How To: Drawing a Pedigree Chart
When drawing a pedigree chart, you first need to determine the familial relationships that will be depicted, starting with the relationship between the affected individual and their immediate family members (i.e., parents, offspring, and siblings). Once you have determined all the relationships you want to use in the diagram and gathered all the information you need, you are now ready to draw a pedigree chart. You will most likely be using the standardized symbols shown in the figure below.
- Begin by drawing the affected individual, symbolized as a filled-in circle.
- Next, include the symbols for the immediate family relationships, starting with the siblings. Draw the siblings of the affected individual, in chronological order, on either side of the filled-in circle. The oldest sibling should be positioned to the farthest left.
- The sibling symbols should be connected to the affected individual through a single “sibling” line, as indicated in the figure.
- If any of the siblings are married, make sure to leave space next to the sibling symbols to indicate any marriages using a “marriage line,” as indicated in the figure.
- Next, above the affected individual, draw the symbols representing the parents of the affected individual. Use a horizontal “marriage” line to connect the parents to the offspring.
- Then, connect the affected individual’s generation and the parents’ generation of the affected individual through a “line of descent,” which is shown as a vertical line in the figure.
- Below the affected individual, draw the symbols that represent any offspring of the affected individual. Connect them using another vertical line representing “the line of descent.”
You can continue to include as many generations as you want in the pedigree chart.
Pedigree charts show that if a trait is sex linked, then it will be phenotypically observed in males more often than in females. When this pattern is not observed, and instead males and females are equally affected, it is easy to say the trait is likely carried on an autosome. Similarly, with a pedigree chart, the dominance of a trait can be studied. A person with an autosomal dominant trait will also always have one parent with that trait. However, the parents of an individual with an autosomal recessive trait may not be observable within a pedigree chart.
Linkage of traits influences their inheritance across family generations. This is why we see certain traits, like color blindness and hemophilia, affecting certain members of a family but not others. Although the law of independent assortment states that genes randomly assort into gametes, this is not true for all characteristics. Genes for characteristics that are located near one another on an autosome are often inherited together, a process called autosomal linkage. For traits affected by the biological sex of the organism, there are three patterns of inheritance: sex-limited traits, sex-linked traits, and sex-influenced traits. A pedigree chart can help show the inheritance of a trait through several family generations and determine the inheritance pattern and dominance of the trait.
Let’s summarize what we have learned in this explainer.
- Genes that are found near one another on an autosome are often inherited together, a process called autosomal linkage. Males and females inherit autosomal linked genes at the same frequency.

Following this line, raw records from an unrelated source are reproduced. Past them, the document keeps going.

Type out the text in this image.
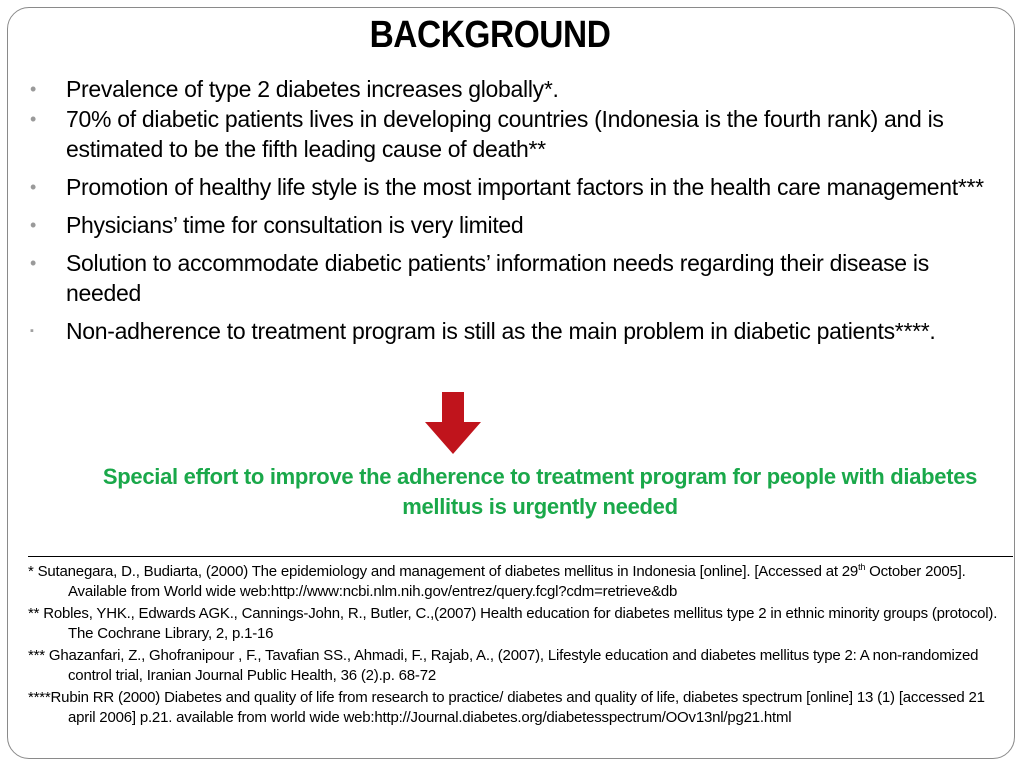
BACKGROUND
• Prevalence of type 2 diabetes increases globally*.
• 70% of diabetic patients lives in developing countries (Indonesia is the fourth rank) and is estimated to be the fifth leading cause of death**
• Promotion of healthy life style is the most important factors in the health care management***
• Physicians’ time for consultation is very limited
• Solution to accommodate diabetic patients’ information needs regarding their disease is needed
▪ Non-adherence to treatment program is still as the main problem in diabetic patients****.
Special effort to improve the adherence to treatment program for people with diabetes mellitus is urgently needed
* Sutanegara, D., Budiarta, (2000) The epidemiology and management of diabetes mellitus in Indonesia [online]. [Accessed at 29th October 2005]. Available from World wide web:http://www:ncbi.nlm.nih.gov/entrez/query.fcgl?cdm=retrieve&db
** Robles, YHK., Edwards AGK., Cannings-John, R., Butler, C.,(2007) Health education for diabetes mellitus type 2 in ethnic minority groups (protocol). The Cochrane Library, 2, p.1-16
*** Ghazanfari, Z., Ghofranipour , F., Tavafian SS., Ahmadi, F., Rajab, A., (2007), Lifestyle education and diabetes mellitus type 2: A non-randomized control trial, Iranian Journal Public Health, 36 (2).p. 68-72
****Rubin RR (2000) Diabetes and quality of life from research to practice/ diabetes and quality of life, diabetes spectrum [online] 13 (1) [accessed 21 april 2006] p.21. available from world wide web:http://Journal.diabetes.org/diabetesspectrum/OOv13nl/pg21.html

- There are three types of patterns of inheritance for traits affected by the biological sex of the organism: sex-influenced traits, sex-linked traits, and sex-limited traits.
- Sex-linked traits are carried by the sex chromosomes, and more males than females are affected by recessive sex-linked traits carried on the X chromosome.

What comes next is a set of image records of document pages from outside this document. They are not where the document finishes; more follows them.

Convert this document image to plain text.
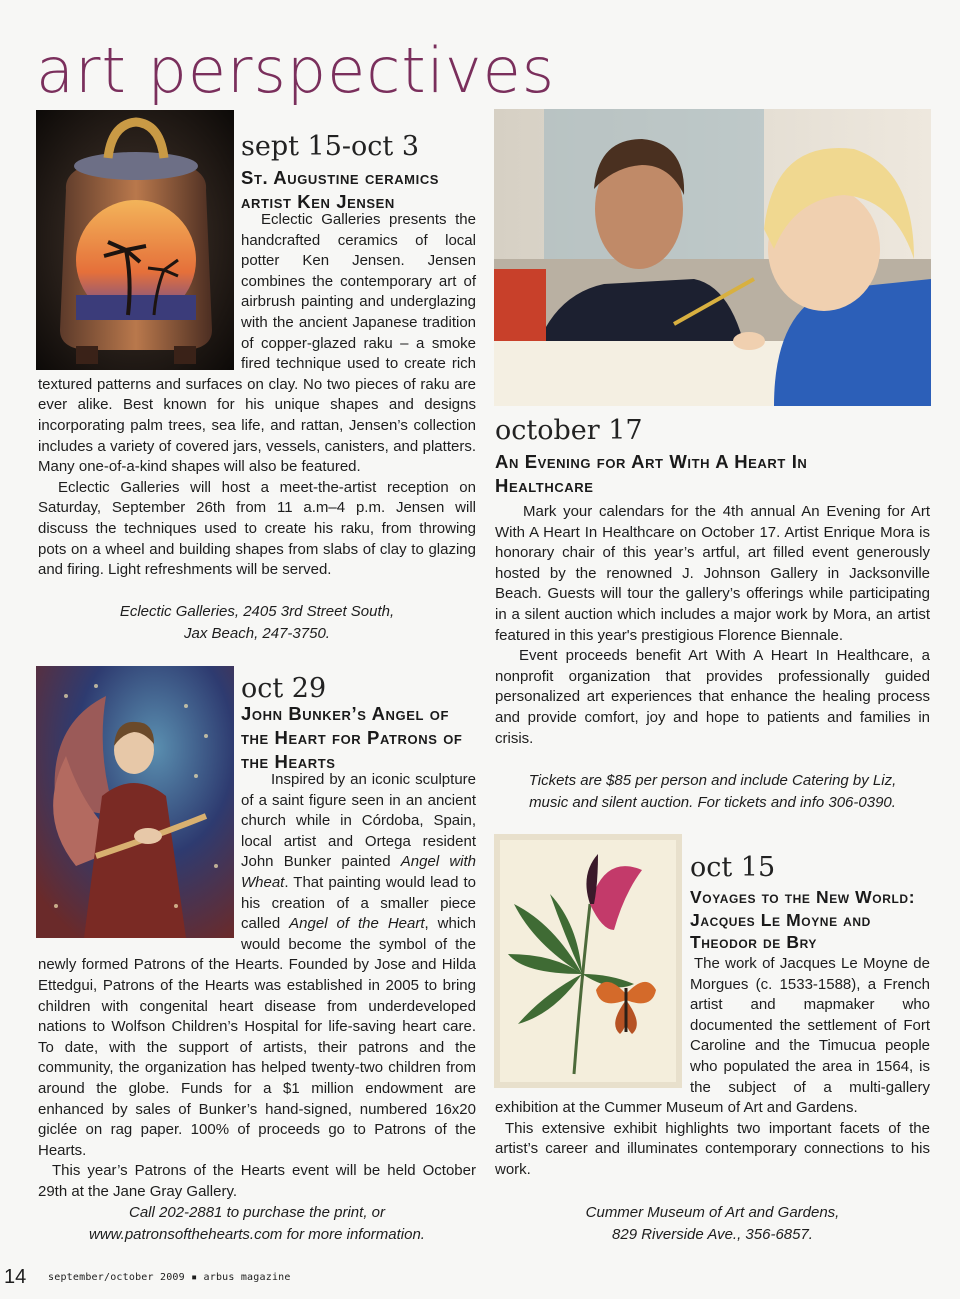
art perspectives
sept 15-oct 3
St. Augustine ceramics artist Ken Jensen

Eclectic Galleries presents the handcrafted ceramics of local potter Ken Jensen. Jensen combines the contemporary art of airbrush painting and underglazing with the ancient Japanese tradition of copper-glazed raku – a smoke fired technique used to create rich textured patterns and surfaces on clay. No two pieces of raku are ever alike. Best known for his unique shapes and designs incorporating palm trees, sea life, and rattan, Jensen’s collection includes a variety of covered jars, vessels, canisters, and platters. Many one-of-a-kind shapes will also be featured.

Eclectic Galleries will host a meet-the-artist reception on Saturday, September 26th from 11 a.m–4 p.m. Jensen will discuss the techniques used to create his raku, from throwing pots on a wheel and building shapes from slabs of clay to glazing and firing. Light refreshments will be served.

Eclectic Galleries, 2405 3rd Street South,
Jax Beach, 247-3750.
oct 29
John Bunker’s Angel of the Heart for Patrons of the Hearts

Inspired by an iconic sculpture of a saint figure seen in an ancient church while in Córdoba, Spain, local artist and Ortega resident John Bunker painted Angel with Wheat. That painting would lead to his creation of a smaller piece called Angel of the Heart, which would become the symbol of the newly formed Patrons of the Hearts. Founded by Jose and Hilda Ettedgui, Patrons of the Hearts was established in 2005 to bring children with congenital heart disease from underdeveloped nations to Wolfson Children’s Hospital for life-saving heart care. To date, with the support of artists, their patrons and the community, the organization has helped twenty-two children from around the globe. Funds for a $1 million endowment are enhanced by sales of Bunker’s hand-signed, numbered 16x20 giclée on rag paper. 100% of proceeds go to Patrons of the Hearts.

This year’s Patrons of the Hearts event will be held October 29th at the Jane Gray Gallery.

Call 202-2881 to purchase the print, or
www.patronsofthehearts.com for more information.
october 17
An Evening for Art With A Heart In Healthcare

Mark your calendars for the 4th annual An Evening for Art With A Heart In Healthcare on October 17. Artist Enrique Mora is honorary chair of this year’s artful, art filled event generously hosted by the renowned J. Johnson Gallery in Jacksonville Beach. Guests will tour the gallery’s offerings while participating in a silent auction which includes a major work by Mora, an artist featured in this year's prestigious Florence Biennale.

Event proceeds benefit Art With A Heart In Healthcare, a nonprofit organization that provides professionally guided personalized art experiences that enhance the healing process and provide comfort, joy and hope to patients and families in crisis.

Tickets are $85 per person and include Catering by Liz,
music and silent auction. For tickets and info 306-0390.
oct 15
Voyages to the New World: Jacques Le Moyne and Theodor de Bry

The work of Jacques Le Moyne de Morgues (c. 1533-1588), a French artist and mapmaker who documented the settlement of Fort Caroline and the Timucua people who populated the area in 1564, is the subject of a multi-gallery exhibition at the Cummer Museum of Art and Gardens.

This extensive exhibit highlights two important facets of the artist’s career and illuminates contemporary connections to his work.

Cummer Museum of Art and Gardens,
829 Riverside Ave., 356-6857.
14 september/october 2009 ▪ arbus magazine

- Sex-influenced traits are traits that are located on an autosome and whose expression is influenced by sex hormones.
- Sex-limited traits are traits that are located on an autosome and whose phenotypic expression is limited to one biological sex.
- The genotypes and inheritance of sex-linked and sex-influenced traits can be easily predicted using a Punnett square.
- A pedigree chart is a diagram that shows how a gene of a trait or disease is inherited over several generations. Autosomal linkage is best studied using a pedigree chart.